GitHub Workflows security hardening

[sashashura]

This PR adds explicit permissions section to workflows. This is a security best practice because by default workflows run with extended set of permissions (except from on: pull_request from external forks). By specifying any permission explicitly all others are set to none. By using the principle of least privilege the damage a compromised workflow can do (because of an injection or compromised third party tool or action) is restricted.
It is recommended to have most strict permissions on the top level and grant write permissions on job level case by case.

[titanism]

This isn't useful for our CI; we don't publish anything, it just runs tests

[sashashura]

The issue is that you running the workflow with unrestricted permissions. A short time window is enough for a compromised dependency to compromise the repository. All these write permissions are not needed to run a CI.

[titanism]

How would it compromise the repository? Can you give a real example? Would it auto accept and merge an existing pull request?

[sashashura]

yarn install? npm build?
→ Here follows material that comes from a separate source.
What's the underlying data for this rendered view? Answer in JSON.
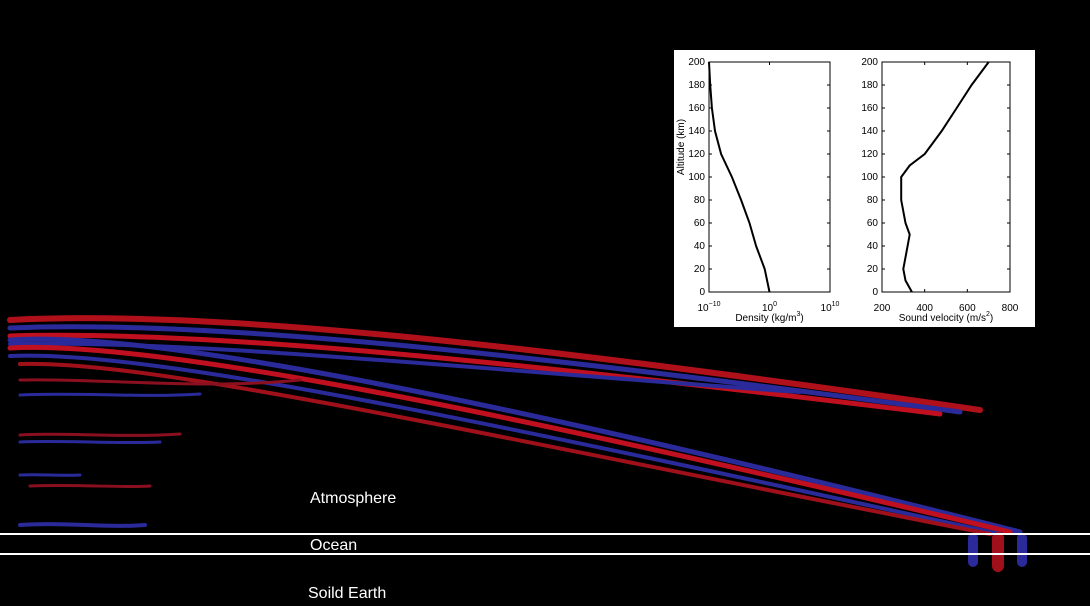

Please note this is not about pull requests. They run with read-only permissions. However, the workflow starts on every push to the repository. Let's say a third party tool or dependency that the workflow installs and runs is compromised at a given moment. After a day or few hours NPM detects the malicious activity at takes it down. However the dependency may have run already on a legit push. The issue here is that the dependency has access to the privileged github token and can modify the commits, artifacts, etc.

[titanism]

This makes sense via process.env.GITHUB_TOKEN.